Ooma returned to profitability with GAAP net income of $1.39 million ($0.05 EPS), a 158.9% improvement from a $2.36 million loss in the prior year. Non-GAAP net income surged to $7.7 million ($0.27 EPS), underscoring operational efficiency. The EPS turnaround from a loss to a profit of $0.05 highlights Ooma’s improved cost management and revenue growth.

Price Action

Post-Earnings Price Action Review

Following the earnings report, Ooma’s stock price declined 8.64% in the latest trading day, 3.91% for the week, and 10.57% month-to-date. The sell-off contrasts with the company’s positive financial results, as investors appeared to focus on weaker GAAP metrics compared to non-GAAP figures and cautious Q4 guidance. Analysts noted that the stock’s 52-week high of $15.70 remains out of reach, despite a 27% recovery from November lows. The muted reaction suggests lingering skepticism about the sustainability of Ooma’s profitability amid sector volatility.

CEO Commentary

Eric Stang, CEO and President, highlighted Q3’s “solid” results, including $67.6 million in revenue and $7.7 million in non-GAAP net income. He emphasized growth in

Business, new AirDial partnerships, and strategic acquisitions of FluentStream and Phone.com, which are expected to add $24–25 million in annual revenue. Stang expressed optimism about AI-driven product enhancements and a $100 million recurring revenue target for AirDial by 2027.

Guidance

For Q4 2026, Ooma expects revenue of $71.3–71.9 million and non-GAAP net income of $8.4–8.9 million ($0.30–0.32 EPS).

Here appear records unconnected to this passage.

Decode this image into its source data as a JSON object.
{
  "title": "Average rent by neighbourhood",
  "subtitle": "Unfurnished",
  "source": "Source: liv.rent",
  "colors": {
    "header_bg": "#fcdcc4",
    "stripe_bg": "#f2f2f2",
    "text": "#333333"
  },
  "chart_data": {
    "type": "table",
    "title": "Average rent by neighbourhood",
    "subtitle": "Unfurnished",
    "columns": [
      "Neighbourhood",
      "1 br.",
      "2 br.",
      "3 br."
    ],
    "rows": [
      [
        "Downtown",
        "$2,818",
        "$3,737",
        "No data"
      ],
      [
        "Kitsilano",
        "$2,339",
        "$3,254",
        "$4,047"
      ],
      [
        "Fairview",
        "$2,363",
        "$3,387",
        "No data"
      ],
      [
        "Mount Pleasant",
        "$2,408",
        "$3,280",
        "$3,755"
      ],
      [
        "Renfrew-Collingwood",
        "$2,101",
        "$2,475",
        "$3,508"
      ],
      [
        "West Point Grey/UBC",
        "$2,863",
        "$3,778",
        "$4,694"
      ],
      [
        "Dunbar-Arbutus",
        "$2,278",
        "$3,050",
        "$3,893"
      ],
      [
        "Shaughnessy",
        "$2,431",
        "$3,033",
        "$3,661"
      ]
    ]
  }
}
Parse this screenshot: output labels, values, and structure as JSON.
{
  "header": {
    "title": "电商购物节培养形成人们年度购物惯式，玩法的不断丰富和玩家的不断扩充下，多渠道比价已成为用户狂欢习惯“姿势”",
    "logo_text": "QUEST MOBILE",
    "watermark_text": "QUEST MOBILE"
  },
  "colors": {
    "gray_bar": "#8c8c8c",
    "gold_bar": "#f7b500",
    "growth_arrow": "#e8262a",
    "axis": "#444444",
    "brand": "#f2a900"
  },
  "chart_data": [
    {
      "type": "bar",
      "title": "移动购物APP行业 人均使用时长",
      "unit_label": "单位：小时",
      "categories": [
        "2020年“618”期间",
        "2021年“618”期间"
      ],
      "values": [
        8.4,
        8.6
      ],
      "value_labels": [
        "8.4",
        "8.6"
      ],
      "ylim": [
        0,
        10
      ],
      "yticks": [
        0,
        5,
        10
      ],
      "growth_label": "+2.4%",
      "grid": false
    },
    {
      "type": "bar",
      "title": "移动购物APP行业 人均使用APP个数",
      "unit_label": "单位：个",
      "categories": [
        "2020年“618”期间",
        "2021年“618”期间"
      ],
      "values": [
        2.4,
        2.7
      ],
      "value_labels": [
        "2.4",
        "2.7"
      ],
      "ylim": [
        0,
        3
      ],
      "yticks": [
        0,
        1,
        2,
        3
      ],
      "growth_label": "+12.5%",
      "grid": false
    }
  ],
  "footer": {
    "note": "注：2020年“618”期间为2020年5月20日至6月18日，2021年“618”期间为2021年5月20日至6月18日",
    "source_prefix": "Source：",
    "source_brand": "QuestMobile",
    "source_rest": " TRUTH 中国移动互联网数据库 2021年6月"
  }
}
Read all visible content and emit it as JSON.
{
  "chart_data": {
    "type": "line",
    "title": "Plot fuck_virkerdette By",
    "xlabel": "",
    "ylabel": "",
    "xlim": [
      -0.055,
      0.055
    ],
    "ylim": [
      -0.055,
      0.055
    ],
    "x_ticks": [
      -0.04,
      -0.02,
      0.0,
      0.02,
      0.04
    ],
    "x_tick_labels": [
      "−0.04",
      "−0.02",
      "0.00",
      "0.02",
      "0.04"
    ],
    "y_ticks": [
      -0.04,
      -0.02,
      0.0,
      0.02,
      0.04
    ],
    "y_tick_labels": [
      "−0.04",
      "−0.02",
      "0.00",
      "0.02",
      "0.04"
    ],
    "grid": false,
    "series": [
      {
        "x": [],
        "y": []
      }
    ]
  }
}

Full-year guidance includes $270.3–270.9 million in revenue and $1–1.02 EPS. The company cautioned that GAAP results may lag due to acquisition-related costs, with Phone.com’s impact excluded from Q4 projections.

Additional News

Ooma closed its acquisition of FluentStream, expected to add $24–25 million in annual revenue and $9.5–10.5 million in EBITDA. The pending Phone.com acquisition, slated for late December, aims to bolster AI capabilities and customer data analytics. The company also secured a major hospitality contract for a Vegas hotel and launched an updated, cost-optimized AirDial version. These moves align with Ooma’s strategy to expand business solutions and achieve 300,000 AirDial lines by 2027.